I felt a sharp pain in my jaw and realized I was clenching my teeth—hard enough to crack my back molars. With some effort, I unclenched them. Then I glanced back at Ellen, to see if she was watching all of this. She was staring at Casey with a helpless expression, and her eyes were filled with pity.

That was what finally pushed me over the edge.

“Zack, what are you doing?” I heard Diehl ask in a panicked whisper. “Sit down!”

I glanced down. Without realizing it, I’d gotten up from my desk. My eyes were still locked on Knotcher and Casey.

“Yeah, stay out of it!” Cruz whispered over my other shoulder. “Come on, man.”

But by that point, a red film of rage had already slipped down across my vision.

When I reached Knotcher, I didn’t do what I wanted to, which was to grab him by his hair and slam his face into his desktop as hard as I could, again and again.

Instead, I reached down and scooped up the soggy pile of gray spitballs resting on the floor behind Casey’s chair. I used both hands to pack them all together in a single wet ball, then slapped it down directly on the top of Knotcher’s head. It made an extremely satisfying splat sound.

Knotcher jumped up and spun around to face his attacker, but he froze when he saw my face staring back at him.
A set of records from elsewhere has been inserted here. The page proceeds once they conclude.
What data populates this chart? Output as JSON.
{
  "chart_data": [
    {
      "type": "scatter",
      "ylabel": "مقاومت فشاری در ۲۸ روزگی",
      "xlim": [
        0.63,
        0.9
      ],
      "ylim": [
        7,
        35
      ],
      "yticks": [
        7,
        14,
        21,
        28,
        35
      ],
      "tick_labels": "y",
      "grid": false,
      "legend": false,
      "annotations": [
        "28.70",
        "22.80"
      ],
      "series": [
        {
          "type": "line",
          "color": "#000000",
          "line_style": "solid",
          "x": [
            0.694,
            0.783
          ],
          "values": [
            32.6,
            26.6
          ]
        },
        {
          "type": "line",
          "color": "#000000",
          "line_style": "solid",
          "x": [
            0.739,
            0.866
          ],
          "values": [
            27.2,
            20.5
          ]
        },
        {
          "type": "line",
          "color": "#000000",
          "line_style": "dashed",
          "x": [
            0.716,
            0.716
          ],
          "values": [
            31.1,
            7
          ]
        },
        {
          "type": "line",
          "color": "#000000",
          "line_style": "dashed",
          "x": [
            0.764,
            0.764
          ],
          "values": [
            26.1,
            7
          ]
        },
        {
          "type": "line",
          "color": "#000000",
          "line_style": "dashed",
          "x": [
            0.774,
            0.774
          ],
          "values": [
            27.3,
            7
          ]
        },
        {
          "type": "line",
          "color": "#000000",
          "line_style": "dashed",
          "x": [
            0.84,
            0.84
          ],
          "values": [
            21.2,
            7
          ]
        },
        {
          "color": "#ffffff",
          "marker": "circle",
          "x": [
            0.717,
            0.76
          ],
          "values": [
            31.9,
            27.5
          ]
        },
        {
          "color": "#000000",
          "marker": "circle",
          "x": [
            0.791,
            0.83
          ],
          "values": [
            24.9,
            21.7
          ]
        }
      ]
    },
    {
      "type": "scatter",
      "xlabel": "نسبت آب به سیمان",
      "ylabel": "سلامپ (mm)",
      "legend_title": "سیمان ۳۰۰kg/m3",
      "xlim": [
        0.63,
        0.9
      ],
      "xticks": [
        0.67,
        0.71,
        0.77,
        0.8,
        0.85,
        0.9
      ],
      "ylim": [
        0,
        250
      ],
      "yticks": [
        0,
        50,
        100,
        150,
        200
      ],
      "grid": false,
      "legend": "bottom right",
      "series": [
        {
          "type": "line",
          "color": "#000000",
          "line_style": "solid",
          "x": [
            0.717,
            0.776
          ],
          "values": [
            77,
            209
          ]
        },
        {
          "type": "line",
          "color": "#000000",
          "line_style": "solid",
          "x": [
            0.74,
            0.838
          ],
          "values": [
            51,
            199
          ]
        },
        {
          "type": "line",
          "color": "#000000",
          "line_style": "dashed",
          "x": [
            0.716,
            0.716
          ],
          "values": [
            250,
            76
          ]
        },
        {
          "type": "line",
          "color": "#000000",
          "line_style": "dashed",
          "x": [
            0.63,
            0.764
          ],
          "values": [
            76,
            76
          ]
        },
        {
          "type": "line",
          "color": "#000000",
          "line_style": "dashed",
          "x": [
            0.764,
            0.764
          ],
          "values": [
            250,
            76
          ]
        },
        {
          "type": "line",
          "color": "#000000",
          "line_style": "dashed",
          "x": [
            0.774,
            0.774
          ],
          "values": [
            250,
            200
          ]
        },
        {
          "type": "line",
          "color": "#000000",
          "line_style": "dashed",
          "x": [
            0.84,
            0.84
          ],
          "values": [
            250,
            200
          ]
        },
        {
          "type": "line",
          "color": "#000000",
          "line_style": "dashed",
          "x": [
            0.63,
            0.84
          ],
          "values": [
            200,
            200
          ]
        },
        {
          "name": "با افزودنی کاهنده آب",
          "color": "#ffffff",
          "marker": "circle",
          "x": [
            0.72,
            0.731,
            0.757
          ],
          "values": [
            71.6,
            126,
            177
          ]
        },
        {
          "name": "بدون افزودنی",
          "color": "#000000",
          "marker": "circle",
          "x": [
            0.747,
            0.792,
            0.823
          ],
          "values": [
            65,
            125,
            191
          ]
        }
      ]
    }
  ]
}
His eyes went wide, and he seemed to turn slightly pale.

A collective “Ooooooh!” emanated from our classmates. Everyone knew what had happened between me and Knotcher back in junior high, and they were all electrified by the possibility of a rematch. Seventh period Integrated Math had just gotten a hell of a lot more exciting.

Knotcher reached up and clawed the wet ball of chewed-up napkins off his head. Then he hurled it angrily across the room, unintentionally pelting half a dozen people. We locked eyes. I noticed a rivulet of Knotcher’s own spittle dripping down the left side of his face. He wiped it away, still keeping his eyes on me.

“Finally decided to stick up for your boyfriend, Lightman?” he muttered, doing a poor job of concealing the unsteadiness in his voice.

I bared my teeth and lunged a step forward, cocking my right fist back. It had the desired effect. Knotcher didn’t just flinch—he lurched backward, tripping over his own chair and nearly falling to the floor. But then he righted himself and faced off with me again, his cheeks now flushed in embarrassment.